In another aspect, the disclosure provides a method for use of a drug, e.g. antibody, capable of inhibiting the complement pathway, e.g. an anti-C5 antibody, for the prevention and treatment of complications associated with a viral infection.
In an embodiment, the viral infection is caused by a coronavirus (SARS-cov2, SARS, MERS etc.), influenza A, influenza B, parainfluenza, RSV, Rhinovirus, Enterovirus and the like.
In a certain aspect, the drug may comprise a complement inhibitor, e.g. Coversin or an antibody capable of inhibiting the complement pathway, e.g. an anti-C5 antibody capable of inhibiting the complement pathway. In one aspect, the antibody may comprise a monoclonal antibody capable of inhibiting the complement pathway. In other aspects, the drug may comprise a human monoclonal antibody or a humanized monoclonal antibody capable of inhibiting the complement pathway, e.g. a human monoclonal or humanized monoclonal anti-C5 antibody capable of inhibiting the complement pathway.
In certain embodiments, a complement inhibitor may be an antibody capable of inhibiting complement, such as an antibody that can block the formation of the membrane attack complex (MAC). For example, an antibody complement inhibitor may include an antibody that binds C5. Such anti-C5 antibodies may directly interact with C5 and/or C5b, so as to inhibit the formation of and/or physiologic function of C5b.
Suitable anti-C5 antibodies are known to those of skill in the art. Antibodies can be made to individual components of activated complement, e.g., antibodies to C7, C9, etc. (see, e.g., U.S. Pat. No. 6,534,058; US patent application US 20030129187; and U.S. Pat. No. 5,660,825). WO2010015608 and W0199529697 teach antibodies which binds to C5 and inhibit cleavage into C5a and C5b thereby decreasing the formation not only of C5a but also the downstream complement components.
In an embodiment, the IRMA of the disclosure is administered in combination with and JAK inhibitor. In an embodiment, the JAK inhibitor is an inhibitor of JAK1, JAK2, JAK3 or a combination of different JAK. In an embodiment, the JAK inhibitor is tofacitinib, baricitinib and upadacitinib.

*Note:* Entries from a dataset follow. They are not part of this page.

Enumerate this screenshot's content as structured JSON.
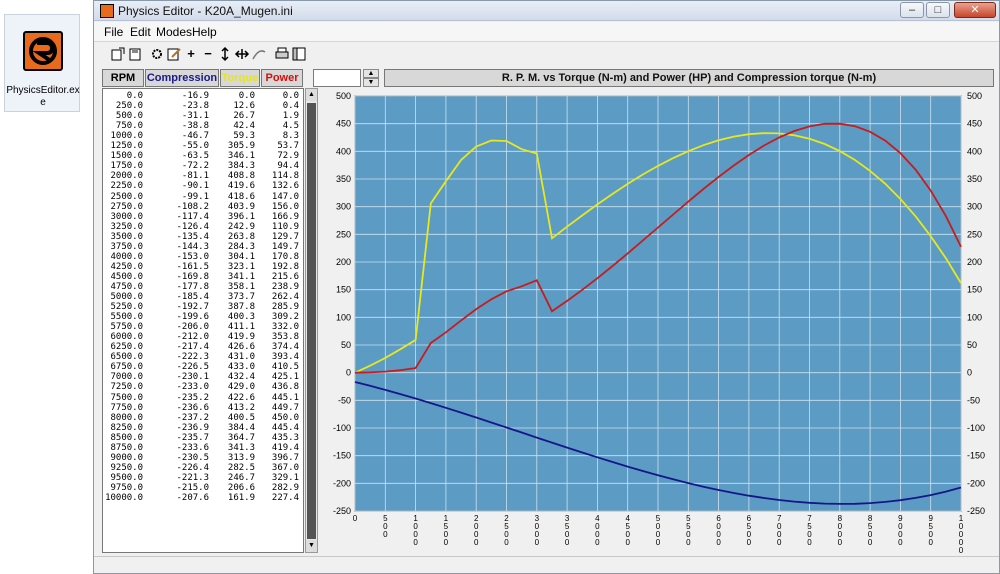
{
  "desktop": {
    "icon_label": "PhysicsEditor.exe",
    "icon_name": "physics-editor-app-icon"
  },
  "window": {
    "title": "Physics Editor - K20A_Mugen.ini",
    "controls": {
      "minimize": "–",
      "maximize": "□",
      "close": "✕"
    }
  },
  "menu": {
    "file": "File",
    "edit": "Edit",
    "modes": "Modes",
    "help": "Help"
  },
  "toolbar": {
    "icons": [
      "open-icon",
      "save-icon",
      "gear-icon",
      "edit-icon",
      "plus-icon",
      "minus-icon",
      "vertical-scale-icon",
      "horizontal-scale-icon",
      "curve-icon",
      "print-icon",
      "window-icon"
    ],
    "plus": "+",
    "minus": "−"
  },
  "table": {
    "headers": {
      "rpm": "RPM",
      "compression": "Compression",
      "torque": "Torque",
      "power": "Power"
    },
    "rows": [
      [
        "0.0",
        "-16.9",
        "0.0",
        "0.0"
      ],
      [
        "250.0",
        "-23.8",
        "12.6",
        "0.4"
      ],
      [
        "500.0",
        "-31.1",
        "26.7",
        "1.9"
      ],
      [
        "750.0",
        "-38.8",
        "42.4",
        "4.5"
      ],
      [
        "1000.0",
        "-46.7",
        "59.3",
        "8.3"
      ],
      [
        "1250.0",
        "-55.0",
        "305.9",
        "53.7"
      ],
      [
        "1500.0",
        "-63.5",
        "346.1",
        "72.9"
      ],
      [
        "1750.0",
        "-72.2",
        "384.3",
        "94.4"
      ],
      [
        "2000.0",
        "-81.1",
        "408.8",
        "114.8"
      ],
      [
        "2250.0",
        "-90.1",
        "419.6",
        "132.6"
      ],
      [
        "2500.0",
        "-99.1",
        "418.6",
        "147.0"
      ],
      [
        "2750.0",
        "-108.2",
        "403.9",
        "156.0"
      ],
      [
        "3000.0",
        "-117.4",
        "396.1",
        "166.9"
      ],
      [
        "3250.0",
        "-126.4",
        "242.9",
        "110.9"
      ],
      [
        "3500.0",
        "-135.4",
        "263.8",
        "129.7"
      ],
      [
        "3750.0",
        "-144.3",
        "284.3",
        "149.7"
      ],
      [
        "4000.0",
        "-153.0",
        "304.1",
        "170.8"
      ],
      [
        "4250.0",
        "-161.5",
        "323.1",
        "192.8"
      ],
      [
        "4500.0",
        "-169.8",
        "341.1",
        "215.6"
      ],
      [
        "4750.0",
        "-177.8",
        "358.1",
        "238.9"
      ],
      [
        "5000.0",
        "-185.4",
        "373.7",
        "262.4"
      ],
      [
        "5250.0",
        "-192.7",
        "387.8",
        "285.9"
      ],
      [
        "5500.0",
        "-199.6",
        "400.3",
        "309.2"
      ],
      [
        "5750.0",
        "-206.0",
        "411.1",
        "332.0"
      ],
      [
        "6000.0",
        "-212.0",
        "419.9",
        "353.8"
      ],
      [
        "6250.0",
        "-217.4",
        "426.6",
        "374.4"
      ],
      [
        "6500.0",
        "-222.3",
        "431.0",
        "393.4"
      ],
      [
        "6750.0",
        "-226.5",
        "433.0",
        "410.5"
      ],
      [
        "7000.0",
        "-230.1",
        "432.4",
        "425.1"
      ],
      [
        "7250.0",
        "-233.0",
        "429.0",
        "436.8"
      ],
      [
        "7500.0",
        "-235.2",
        "422.6",
        "445.1"
      ],
      [
        "7750.0",
        "-236.6",
        "413.2",
        "449.7"
      ],
      [
        "8000.0",
        "-237.2",
        "400.5",
        "450.0"
      ],
      [
        "8250.0",
        "-236.9",
        "384.4",
        "445.4"
      ],
      [
        "8500.0",
        "-235.7",
        "364.7",
        "435.3"
      ],
      [
        "8750.0",
        "-233.6",
        "341.3",
        "419.4"
      ],
      [
        "9000.0",
        "-230.5",
        "313.9",
        "396.7"
      ],
      [
        "9250.0",
        "-226.4",
        "282.5",
        "367.0"
      ],
      [
        "9500.0",
        "-221.3",
        "246.7",
        "329.1"
      ],
      [
        "9750.0",
        "-215.0",
        "206.6",
        "282.9"
      ],
      [
        "10000.0",
        "-207.6",
        "161.9",
        "227.4"
      ]
    ]
  },
  "chart_data": {
    "type": "line",
    "title": "R. P. M. vs Torque (N-m) and Power (HP) and Compression torque (N-m)",
    "xlabel": "",
    "ylabel": "",
    "xlim": [
      0,
      10000
    ],
    "ylim": [
      -250,
      500
    ],
    "x_ticks": [
      "0",
      "500",
      "1000",
      "1500",
      "2000",
      "2500",
      "3000",
      "3500",
      "4000",
      "4500",
      "5000",
      "5500",
      "6000",
      "6500",
      "7000",
      "7500",
      "8000",
      "8500",
      "9000",
      "9500",
      "10000"
    ],
    "y_ticks": [
      "500",
      "450",
      "400",
      "350",
      "300",
      "250",
      "200",
      "150",
      "100",
      "50",
      "0",
      "-50",
      "-100",
      "-150",
      "-200",
      "-250"
    ],
    "grid": true,
    "background": "#5b9bc4",
    "series": [
      {
        "key": "torque",
        "color": "#e8e81c"
      },
      {
        "key": "power",
        "color": "#c81c1c"
      },
      {
        "key": "compression",
        "color": "#16168a"
      }
    ]
  }
}
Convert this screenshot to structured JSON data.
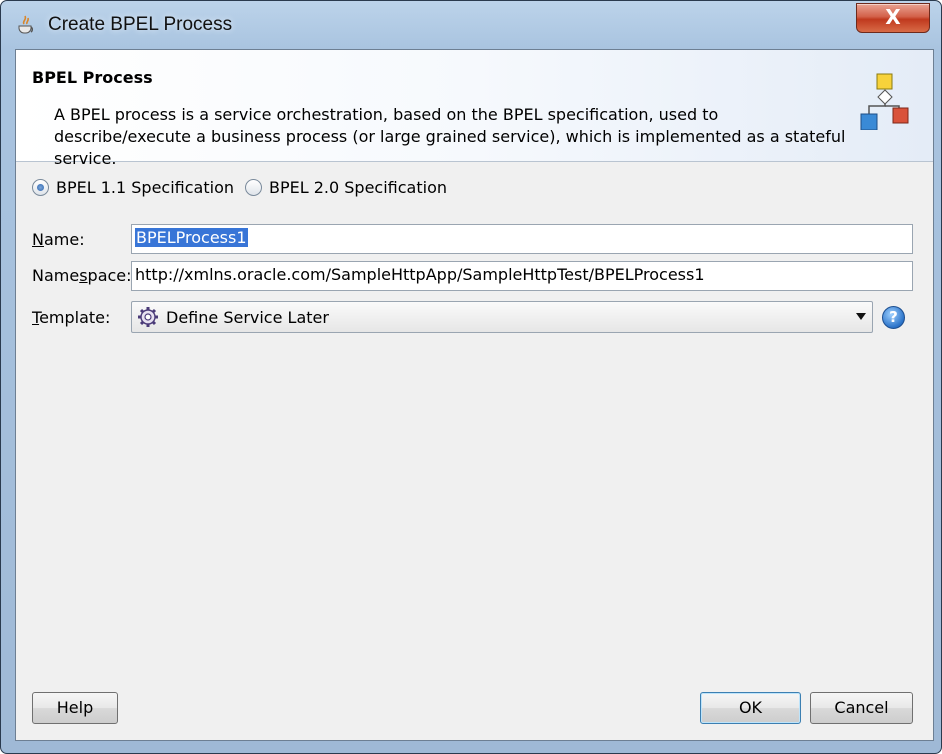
{
  "window": {
    "title": "Create BPEL Process",
    "close_label": "X"
  },
  "header": {
    "title": "BPEL Process",
    "description": "A BPEL process is a service orchestration, based on the BPEL specification, used to describe/execute a business process (or large grained service), which is implemented as a stateful service."
  },
  "spec": {
    "options": [
      {
        "label": "BPEL 1.1 Specification",
        "checked": true
      },
      {
        "label": "BPEL 2.0 Specification",
        "checked": false
      }
    ]
  },
  "fields": {
    "name": {
      "label_underlined": "N",
      "label_rest": "ame:",
      "value": "BPELProcess1"
    },
    "namespace": {
      "label_pre": "Name",
      "label_underlined": "s",
      "label_rest": "pace:",
      "value": "http://xmlns.oracle.com/SampleHttpApp/SampleHttpTest/BPELProcess1"
    },
    "template": {
      "label_underlined": "T",
      "label_rest": "emplate:",
      "value": "Define Service Later"
    }
  },
  "help_icon_label": "?",
  "buttons": {
    "help": "Help",
    "ok": "OK",
    "cancel": "Cancel"
  }
}
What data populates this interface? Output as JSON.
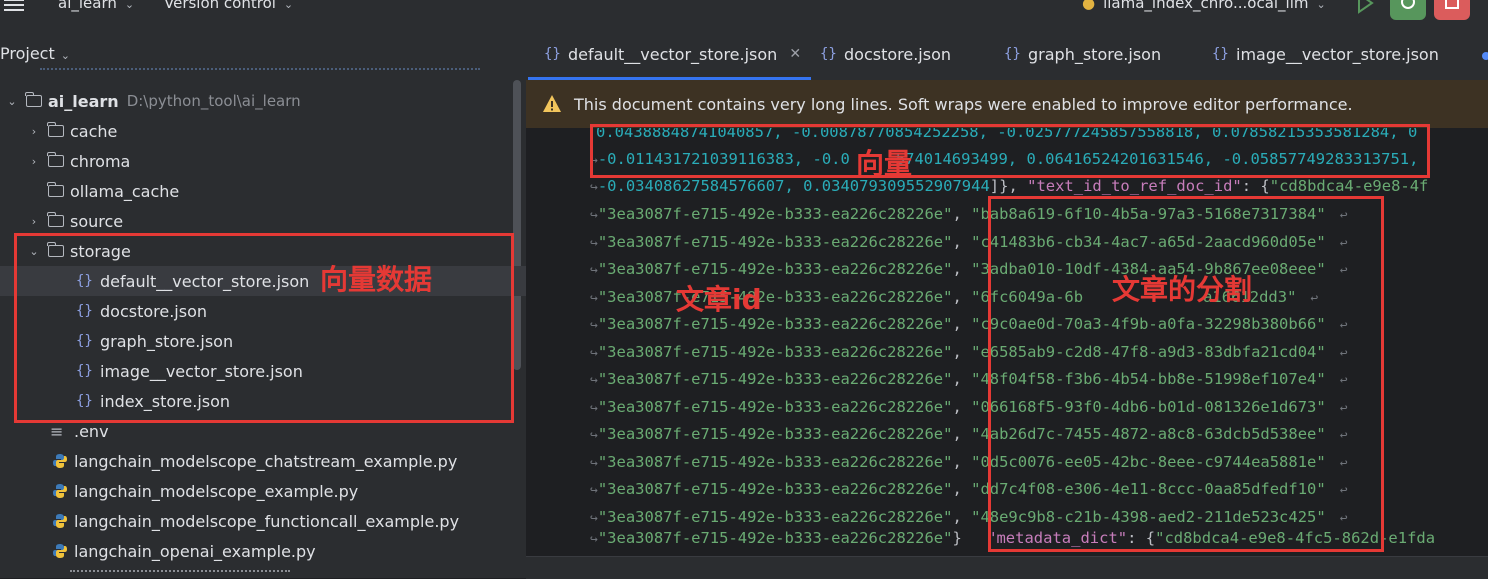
{
  "titlebar": {
    "project_name": "ai_learn",
    "vcs": "Version control",
    "run_config": "llama_index_chro...ocal_llm"
  },
  "project_panel": {
    "title": "Project",
    "items": [
      {
        "label": "ai_learn",
        "hint": "D:\\python_tool\\ai_learn",
        "type": "folder",
        "expanded": true
      },
      {
        "label": "cache",
        "type": "folder"
      },
      {
        "label": "chroma",
        "type": "folder"
      },
      {
        "label": "ollama_cache",
        "type": "folder"
      },
      {
        "label": "source",
        "type": "folder"
      },
      {
        "label": "storage",
        "type": "folder",
        "expanded": true
      },
      {
        "label": "default__vector_store.json",
        "type": "json",
        "selected": true
      },
      {
        "label": "docstore.json",
        "type": "json"
      },
      {
        "label": "graph_store.json",
        "type": "json"
      },
      {
        "label": "image__vector_store.json",
        "type": "json"
      },
      {
        "label": "index_store.json",
        "type": "json"
      },
      {
        "label": ".env",
        "type": "env"
      },
      {
        "label": "langchain_modelscope_chatstream_example.py",
        "type": "py"
      },
      {
        "label": "langchain_modelscope_example.py",
        "type": "py"
      },
      {
        "label": "langchain_modelscope_functioncall_example.py",
        "type": "py"
      },
      {
        "label": "langchain_openai_example.py",
        "type": "py"
      }
    ]
  },
  "editor": {
    "tabs": [
      {
        "label": "default__vector_store.json",
        "active": true
      },
      {
        "label": "docstore.json"
      },
      {
        "label": "graph_store.json"
      },
      {
        "label": "image__vector_store.json"
      }
    ],
    "banner": "This document contains very long lines. Soft wraps were enabled to improve editor performance.",
    "vector_line_1": [
      "0.04388848741040857,",
      "-0.00878770854252258,",
      "-0.025777245857558818,",
      "0.07858215353581284,",
      "0"
    ],
    "vector_line_2": [
      "-0.011431721039116383,",
      "-0.0",
      "574014693499,",
      "0.06416524201631546,",
      "-0.05857749283313751,"
    ],
    "vector_line_3": [
      "-0.03408627584576607,",
      "0.034079309552907944",
      "]}, ",
      "\"text_id_to_ref_doc_id\"",
      ": {",
      "\"cd8bdca4-e9e8-4f"
    ],
    "doc_id": "\"3ea3087f-e715-492e-b333-ea226c28226e\"",
    "chunk_ids": [
      "\"bab8a619-6f10-4b5a-97a3-5168e7317384\"",
      "\"c41483b6-cb34-4ac7-a65d-2aacd960d05e\"",
      "\"3adba010-10df-4384-aa54-9b867ee08eee\"",
      "\"6fc6049a-6b",
      "\"c9c0ae0d-70a3-4f9b-a0fa-32298b380b66\"",
      "\"e6585ab9-c2d8-47f8-a9d3-83dbfa21cd04\"",
      "\"48f04f58-f3b6-4b54-bb8e-51998ef107e4\"",
      "\"066168f5-93f0-4db6-b01d-081326e1d673\"",
      "\"4ab26d7c-7455-4872-a8c8-63dcb5d538ee\"",
      "\"0d5c0076-ee05-42bc-8eee-c9744ea5881e\"",
      "\"dd7c4f08-e306-4e11-8ccc-0aa85dfedf10\"",
      "\"48e9c9b8-c21b-4398-aed2-211de523c425\""
    ],
    "chunk_ids_tail_4": "a16612dd3\"",
    "last_line": {
      "close": "}",
      "key": "\"metadata_dict\"",
      "colon": ": {",
      "value": "\"cd8bdca4-e9e8-4fc5-862d-e1fda"
    }
  },
  "annotations": {
    "vector_label": "向量",
    "storage_label": "向量数据",
    "doc_id_label": "文章id",
    "chunk_label": "文章的分割"
  },
  "colors": {
    "annotation": "#e53935",
    "accent": "#3574f0"
  }
}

In an embodiment, the IRMA of the disclosure is administered in combination with an antiviral agent. In a non-limiting embodiment, the antiviral agent is any one or more of the Chloroquine, hydroxychloroquine (HC), lopinavir/ritonavir (LPV/r, Kaletra), remdesivir, Oseltamivir Phosphate, ribavarine, Favilavir and XOFLUZA™ (baloxavir marboxil).
In an embodiment, Chloroqine is used at a dose of between about 200 mg to 1 g per day. In an embodiment, hydroxy-chloroqine is used at a dose of between about 200 mg to 600 mg per day. In an embodiment, lopinavir/ritonavir (LPV/r, Kaletra) is used at a dose of around 200 mg/50 mg PO 4 times a day orally. In an embodiment, lopinavir/ritonavir (LPV/r, Kaletra) is used at a dose of around 100 mg/25 mg PO 4 times a day orally. In an embodiment, remdesivir is used at a dose of between 100 to 300 mg per day. In an embodiment, remdesivir is used at a dose of a 200 mg dose of the drug on day one, followed by a 100 mg dose every day until day five or ten. In an embodiment, Oseltamivir Phosphate is used at dose of between 50 to 250 mg per day.
In an embodiment, Oseltamivir Phosphate is used at dose of 75 mg per day. In an embodiment, Favilavir is used at dose of between 50 to 250 mg per day.
In an embodiment, the IRMA of the disclosure is administered in combination with Azithromycin.
In some embodiments, the IRMA, e.g., toxicity-targeting agents are provided as a composition or formulation, such as a pharmaceutical composition or formulation. Such compositions can be used in accord with the provided methods, such as in an early intervention for the prevention, treatment or amelioration of a toxicity, such as to delay, attenuate, reduce viral infection induced-CRS or organ toxicity in the subject.
In some embodiments, the IRMA are formulated with a pharmaceutical carrier.
In some embodiments, the pharmaceutical composition can contain preservatives.
Buffering agents in some aspects are included in the compositions.
In some embodiments, the agents are administered in the form of a salt, e.g., a pharmaceutically acceptable salt.
Active ingredients may be entrapped in microcapsules, in colloidal drug delivery systems (for example, liposomes, albumin microspheres, microemulsions, nano-particles and nanocapsules) or in macroemulsions.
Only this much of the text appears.